El ladrón pensó que robó a una anciana… pero cayó en su trampa

La señora Elena entró a la joyería más lujosa de la ciudad con un maletín rojo en la mano. Caminaba despacio, elegante, como alguien que sabía exactamente lo que quería.

Se acercó al mostrador y miró a la joven vendedora.

—Buenas tardes, quiero la joya más cara y exótica que tengas.

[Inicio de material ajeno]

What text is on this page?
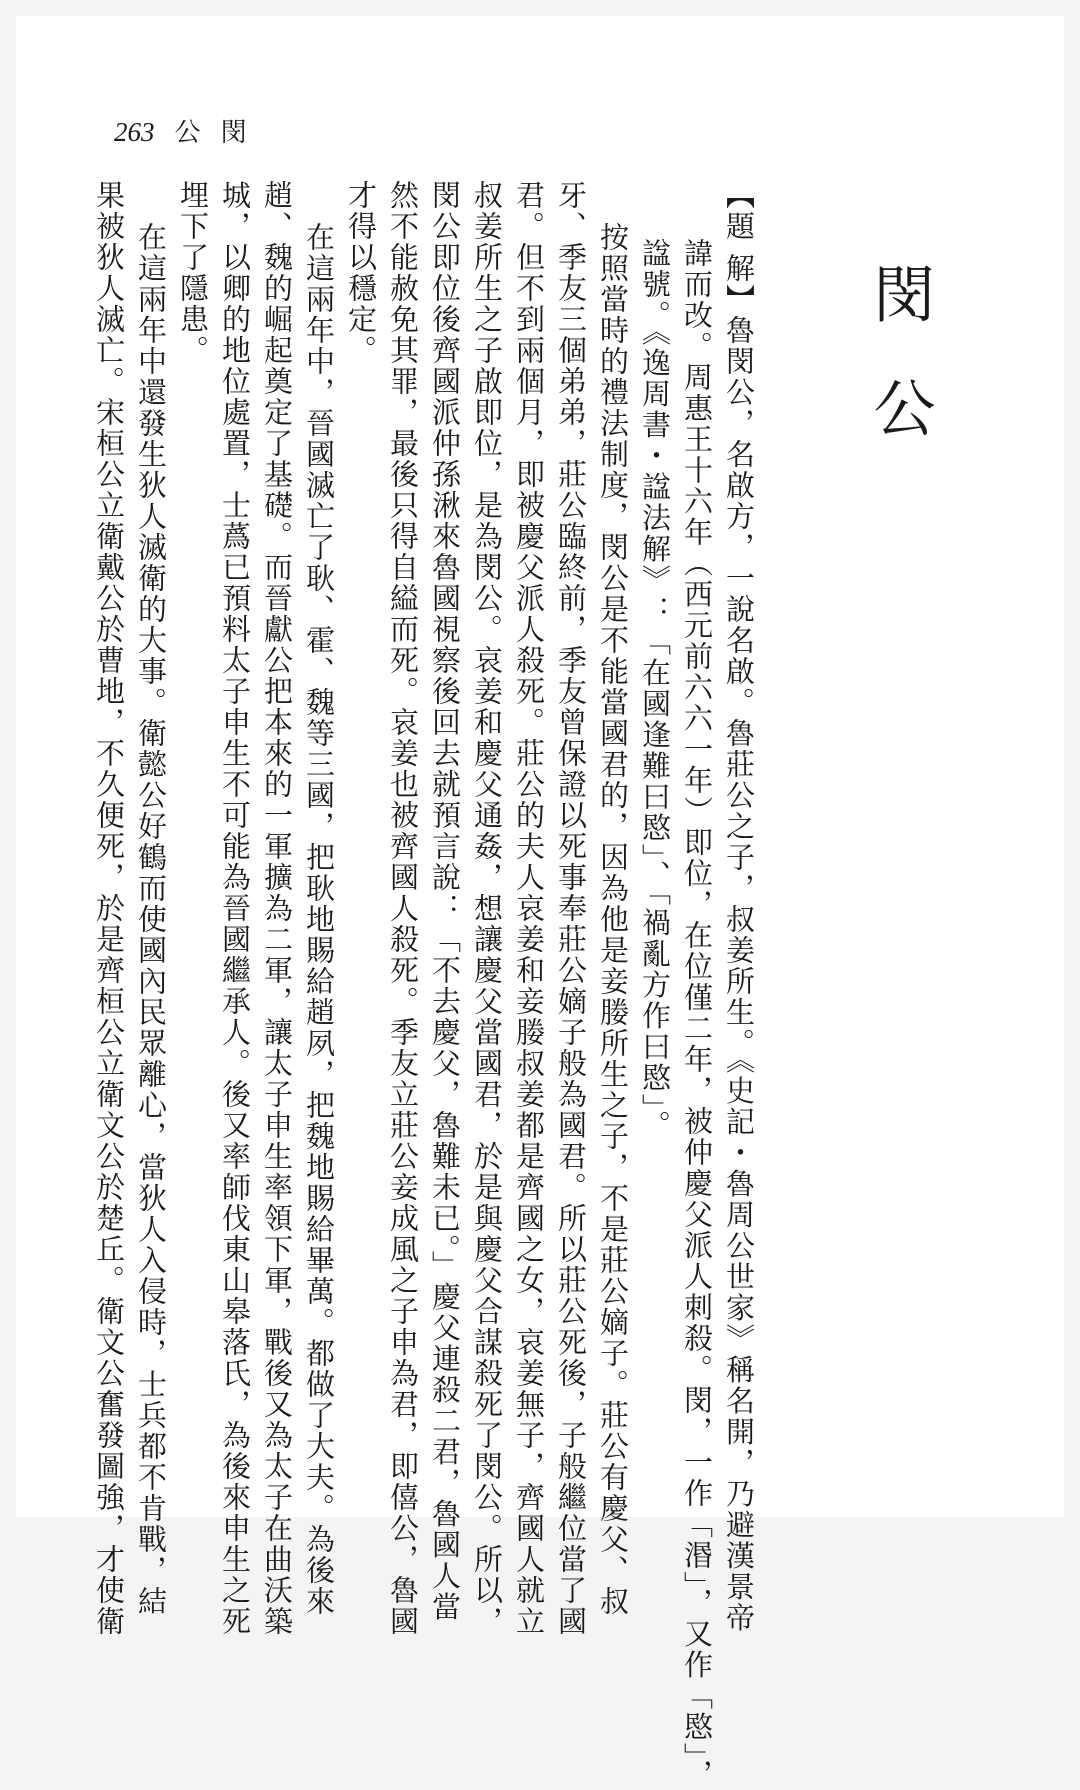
263 公 閔
閔公
【題 解】魯閔公，名啟方，一說名啟。魯莊公之子，叔姜所生。《史記・魯周公世家》稱名開，乃避漢景帝
諱而改。周惠王十六年（西元前六六一年）即位，在位僅二年，被仲慶父派人刺殺。閔，一作「湣」，又作「愍」，
諡號。《逸周書・諡法解》：「在國逢難曰愍」、「禍亂方作曰愍」。
按照當時的禮法制度，閔公是不能當國君的，因為他是妾媵所生之子，不是莊公嫡子。莊公有慶父、叔
牙、季友三個弟弟，莊公臨終前，季友曾保證以死事奉莊公嫡子般為國君。所以莊公死後，子般繼位當了國
君。但不到兩個月，即被慶父派人殺死。莊公的夫人哀姜和妾媵叔姜都是齊國之女，哀姜無子，齊國人就立
叔姜所生之子啟即位，是為閔公。哀姜和慶父通姦，想讓慶父當國君，於是與慶父合謀殺死了閔公。所以，
閔公即位後齊國派仲孫湫來魯國視察後回去就預言說：「不去慶父，魯難未已。」慶父連殺二君，魯國人當
然不能赦免其罪，最後只得自縊而死。哀姜也被齊國人殺死。季友立莊公妾成風之子申為君，即僖公，魯國
才得以穩定。
在這兩年中，晉國滅亡了耿、霍、魏等三國，把耿地賜給趙夙，把魏地賜給畢萬。都做了大夫。為後來
趙、魏的崛起奠定了基礎。而晉獻公把本來的一軍擴為二軍，讓太子申生率領下軍，戰後又為太子在曲沃築
城，以卿的地位處置，士蔿已預料太子申生不可能為晉國繼承人。後又率師伐東山皋落氏，為後來申生之死
埋下了隱患。
在這兩年中還發生狄人滅衛的大事。衛懿公好鶴而使國內民眾離心，當狄人入侵時，士兵都不肯戰，結
果被狄人滅亡。宋桓公立衛戴公於曹地，不久便死，於是齊桓公立衛文公於楚丘。衛文公奮發圖強，才使衛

La joven sonrió con amabilidad.
—Sí señora, enseguida se la preparo.

La joven salió hacia la parte de atrás de la joyería, pero en realidad no fue a buscar ninguna joya. Salió por la puerta trasera, sacó su celular y llamó a alguien.

—Una anciana con saco blanco va a salir con la joya más cara del país… ya sabes qué hacer… y guarda mi parte.

Del otro lado del teléfono, una voz respondió:
—Voy en camino.

Minutos después, la señora Elena salió de la joyería con su maletín rojo y empezó a caminar por la vereda. La calle estaba llena de gente, todo parecía normal.

De repente, una motocicleta se acercó rápidamente. Un hombre encapuchado frenó a su lado.

—¡Dame el maletín ahora! —gritó el hombre.

La señora se resistió.
—¡Suéltame! ¿Qué haces?

Forcejearon unos segundos, el hombre la empujó, le dio una patada y le quitó el maletín. Luego aceleró la motocicleta y desapareció entre los autos.

La señora Elena se acomodó la ropa, respiró profundo y miró directamente hacia el frente, muy seria.

Entonces dijo en voz baja:
—Si ese hombre cree que ganó… no sabe que acaba de cometer el peor error de su vida.

Sacó su celular y marcó un número.
—Sí, ya pueden seguirlo. El rastreador está en el maletín.

Al otro lado del teléfono respondieron:
—Recibido. La policía ya va en camino.

La señora Elena se quedó quieta unos segundos y luego habló como si recordara algo muy doloroso:

—Hace años, a mi hija le robaron de la misma manera… ella nunca se recuperó de ese susto. Desde ese día prometí que ningún ladrón volvería a salirse con la suya

Mientras tanto, el motociclista llegó a un lugar abandonado donde lo esperaba la joven de la joyería.

—¿Lo tienes? —preguntó ella.
—Sí, aquí está el maletín —respondió el ladrón sonriendo.

Abrieron el maletín rápidamente… pero dentro no había ninguna joya.

Solo había dinero falso, una cámara grabando… y un GPS.

En ese momento se escucharon sirenas.

La joven se puso pálida.
—Esto es una trampa…

La policía rodeó el lugar y en pocos minutos los arrestaron a los dos.

Horas después, la señora Elena llegó a la estación de policía. Un oficial le entregó el maletín.

—Gracias a su plan pudimos atraparlos. Llevábamos meses buscando a esa banda.

La señora Elena sonrió levemente y dijo:
—A veces la mejor forma de atrapar a un ladrón… es dejar que crea que ganó.

Luego tomó su maletín rojo y se fue caminando lentamente.

Porque lo que los ladrones nunca supieron…
es que la verdadera joya… nunca estuvo en el maletín.

La llevaba colgada en el cuello todo el tiempo.


Frase final (enseñanza)

No subestimes a alguien solo por su edad o apariencia. Las personas más tranquilas suelen ser las más inteligentes.